The Intelligence Framework provides an event that is generated whenever a match
is discovered. This event is named :zeek:see:`Intel::match` and receives two
arguments.  First, a record of type :zeek:see:`Intel::Seen` that describes the
observation as reported to the framework. It contains information about what
was seen (e.g., the domain ``www.slideshare.net``), where it was seen (e.g. in
an X509 certificate) and further context (e.g., a connection or a file record)
if available. The second argument is a set of intelligence items that matched
the observation. A set is used because multiple items may match a given
observation. For example, assume you have ingested the IP ``1.2.3.4`` from
source A and from source B as well as the subnet ``1.2.3.0/24`` from source B.
If the IP ``1.2.3.4`` is seen in your traffic, the match event will receive all
three intelligence items.

In a cluster setup, the match event is raised on the manager. This is important
to keep in mind when writing a script that handles the event.

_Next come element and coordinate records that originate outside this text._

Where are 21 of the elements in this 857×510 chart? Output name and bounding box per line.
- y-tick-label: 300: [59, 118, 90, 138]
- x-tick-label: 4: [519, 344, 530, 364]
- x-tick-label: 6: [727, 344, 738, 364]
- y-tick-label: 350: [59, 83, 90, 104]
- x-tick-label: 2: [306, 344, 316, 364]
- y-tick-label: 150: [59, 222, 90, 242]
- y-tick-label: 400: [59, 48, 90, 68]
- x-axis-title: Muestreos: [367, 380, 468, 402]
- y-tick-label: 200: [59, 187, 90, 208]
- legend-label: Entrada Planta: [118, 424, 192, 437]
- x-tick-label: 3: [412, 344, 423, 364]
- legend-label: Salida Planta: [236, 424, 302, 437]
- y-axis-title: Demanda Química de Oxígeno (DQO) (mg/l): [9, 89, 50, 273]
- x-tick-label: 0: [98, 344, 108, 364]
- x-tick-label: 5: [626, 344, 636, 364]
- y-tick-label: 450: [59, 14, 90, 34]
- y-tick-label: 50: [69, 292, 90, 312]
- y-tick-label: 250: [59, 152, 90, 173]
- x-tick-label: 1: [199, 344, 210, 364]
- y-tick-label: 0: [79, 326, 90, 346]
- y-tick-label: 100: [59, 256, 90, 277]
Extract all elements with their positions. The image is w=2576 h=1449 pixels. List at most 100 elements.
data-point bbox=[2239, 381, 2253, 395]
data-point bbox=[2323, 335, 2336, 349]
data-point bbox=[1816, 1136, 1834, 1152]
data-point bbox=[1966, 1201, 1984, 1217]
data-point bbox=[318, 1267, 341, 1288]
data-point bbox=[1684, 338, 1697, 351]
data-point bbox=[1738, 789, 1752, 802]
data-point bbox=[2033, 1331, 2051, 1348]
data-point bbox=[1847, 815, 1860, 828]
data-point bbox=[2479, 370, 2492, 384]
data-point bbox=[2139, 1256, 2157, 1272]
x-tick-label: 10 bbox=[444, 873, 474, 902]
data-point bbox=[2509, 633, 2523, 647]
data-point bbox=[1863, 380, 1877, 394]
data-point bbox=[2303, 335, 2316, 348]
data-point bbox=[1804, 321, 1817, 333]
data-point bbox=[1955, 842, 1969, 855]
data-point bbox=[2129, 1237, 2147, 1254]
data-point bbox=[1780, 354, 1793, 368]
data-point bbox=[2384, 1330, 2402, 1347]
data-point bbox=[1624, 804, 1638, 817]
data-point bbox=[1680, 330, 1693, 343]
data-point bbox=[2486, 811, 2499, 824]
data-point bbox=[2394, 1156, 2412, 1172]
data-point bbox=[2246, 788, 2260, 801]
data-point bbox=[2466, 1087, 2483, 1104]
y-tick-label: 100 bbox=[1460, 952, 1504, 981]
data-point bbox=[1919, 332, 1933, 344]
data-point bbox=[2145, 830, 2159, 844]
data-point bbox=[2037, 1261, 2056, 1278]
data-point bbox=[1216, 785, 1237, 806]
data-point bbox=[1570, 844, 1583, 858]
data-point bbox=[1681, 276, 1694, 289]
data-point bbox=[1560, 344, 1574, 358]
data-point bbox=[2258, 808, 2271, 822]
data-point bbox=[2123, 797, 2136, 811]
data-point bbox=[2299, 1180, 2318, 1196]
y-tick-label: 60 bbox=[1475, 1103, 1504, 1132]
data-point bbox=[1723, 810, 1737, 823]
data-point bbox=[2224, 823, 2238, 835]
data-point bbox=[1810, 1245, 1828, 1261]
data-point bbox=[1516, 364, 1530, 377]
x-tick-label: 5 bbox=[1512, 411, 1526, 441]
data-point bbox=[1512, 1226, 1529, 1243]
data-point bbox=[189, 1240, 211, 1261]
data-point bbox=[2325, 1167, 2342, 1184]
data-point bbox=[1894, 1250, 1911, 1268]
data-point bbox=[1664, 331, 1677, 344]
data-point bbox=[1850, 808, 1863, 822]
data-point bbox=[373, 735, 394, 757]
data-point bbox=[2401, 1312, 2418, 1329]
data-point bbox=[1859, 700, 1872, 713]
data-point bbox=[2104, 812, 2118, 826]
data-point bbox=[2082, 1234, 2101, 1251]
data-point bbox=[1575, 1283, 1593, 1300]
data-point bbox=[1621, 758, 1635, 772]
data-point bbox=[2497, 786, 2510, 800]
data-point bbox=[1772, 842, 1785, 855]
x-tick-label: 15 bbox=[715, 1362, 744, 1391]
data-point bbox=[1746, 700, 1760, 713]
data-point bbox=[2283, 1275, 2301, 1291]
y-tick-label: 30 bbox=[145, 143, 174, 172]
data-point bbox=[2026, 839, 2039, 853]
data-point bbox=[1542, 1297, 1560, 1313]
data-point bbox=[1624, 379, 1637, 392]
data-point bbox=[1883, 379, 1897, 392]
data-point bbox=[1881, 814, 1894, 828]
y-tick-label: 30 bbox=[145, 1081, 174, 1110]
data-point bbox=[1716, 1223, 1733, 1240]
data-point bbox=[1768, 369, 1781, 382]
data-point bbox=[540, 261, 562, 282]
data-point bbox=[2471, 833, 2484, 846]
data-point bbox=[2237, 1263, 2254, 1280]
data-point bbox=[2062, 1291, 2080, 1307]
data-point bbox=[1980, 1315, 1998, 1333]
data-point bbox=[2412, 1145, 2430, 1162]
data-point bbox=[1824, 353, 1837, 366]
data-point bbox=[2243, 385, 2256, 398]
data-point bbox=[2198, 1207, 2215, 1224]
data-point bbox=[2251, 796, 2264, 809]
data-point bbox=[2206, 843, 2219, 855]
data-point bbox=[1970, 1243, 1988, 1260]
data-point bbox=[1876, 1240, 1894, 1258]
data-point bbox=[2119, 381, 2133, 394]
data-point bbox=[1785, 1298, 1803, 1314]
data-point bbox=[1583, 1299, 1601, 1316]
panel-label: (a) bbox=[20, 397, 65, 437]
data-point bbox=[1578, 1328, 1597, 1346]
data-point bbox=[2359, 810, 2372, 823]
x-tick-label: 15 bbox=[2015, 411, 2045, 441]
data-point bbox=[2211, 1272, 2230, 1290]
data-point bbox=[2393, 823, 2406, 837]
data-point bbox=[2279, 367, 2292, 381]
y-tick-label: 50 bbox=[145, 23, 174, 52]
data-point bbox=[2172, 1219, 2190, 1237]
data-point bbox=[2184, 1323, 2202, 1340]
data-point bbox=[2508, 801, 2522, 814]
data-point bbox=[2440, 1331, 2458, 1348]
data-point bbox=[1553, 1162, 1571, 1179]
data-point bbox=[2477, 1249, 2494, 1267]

While the context
information about the match is available through the event parameters, the
handler itself is executed on the manager. Thus, one cannot access any state
that is local to the worker node that reported the observation in the first
place. Other interaction is also limited. For example, one cannot reliably
trigger file extraction based on an intelligence hit: Once the manager
processes the match event and comes to the conclusion that file extraction
would be desired, the worker that triggered the hit is most likely done
processing the corresponding data. Instead, one would need to start by
extracting all files that are potentially relevant, keep the ones that refer to
an intelligence hit and regularly discard the others.

Intelligence matches are logged to the :file:`intel.log` file. For further
description of each field in that file, see the documentation for the
:zeek:see:`Intel::Info` record.

The following are two matches from a sample :file:`intel.log`::

  {
    "ts": "2019-03-12T18:22:19.252191Z",
    "uid": "Cpue7J1KNReqCodXHc",
    "id.orig_h": "192.168.4.6",
    "id.orig_p": 64738,
    "id.resp_h": "13.107.18.13",
    "id.resp_p": 443,
    "seen.indicator": "www.slideshare.net",
    "seen.indicator_type": "Intel::DOMAIN",
    "seen.where": "X509::IN_CERT",
    "seen.node": "so16-enp0s8-1",
    "matched": [
      "Intel::DOMAIN"
    ],
    "sources": [
      "from http://hosts-file.net/fsa.txt via intel.criticalstack.com"
    ],
    "fuid": "FnRp0j1YMig5KhcMDg",
    "file_mime_type": "application/x-x509-user-cert",
    "file_desc": "13.107.18.13:443/tcp"
  }
  {
    "ts": "2019-03-12T18:32:19.821962Z",
    "uid": "CvusFJ2HdbTnCLxEUa",
    "id.orig_h": "192.168.4.6",
    "id.orig_p": 64826,
    "id.resp_h": "13.107.42.14",
    "id.resp_p": 443,
    "seen.indicator": "www.slideshare.net",
    "seen.indicator_type": "Intel::DOMAIN",
    "seen.where": "X509::IN_CERT",
    "seen.node": "so16-enp0s8-1",
    "matched": [
      "Intel::DOMAIN"
    ],
    "sources": [
      "from http://hosts-file.net/fsa.txt via intel.criticalstack.com"
    ],
    "fuid": "FUrrLa45T7a8hjdRy",
    "file_mime_type": "application/x-x509-user-cert",
    "file_desc": "13.107.42.14:443/tcp"
  }

These examples show there were matches in a domain observed in a X509
certificate. That domain was ``www.slideshare.net``. This is unusual as that
domain is used for legitimate purposes. This example demonstrates that analysts
must vet intelligence feeds for their local use and applicability.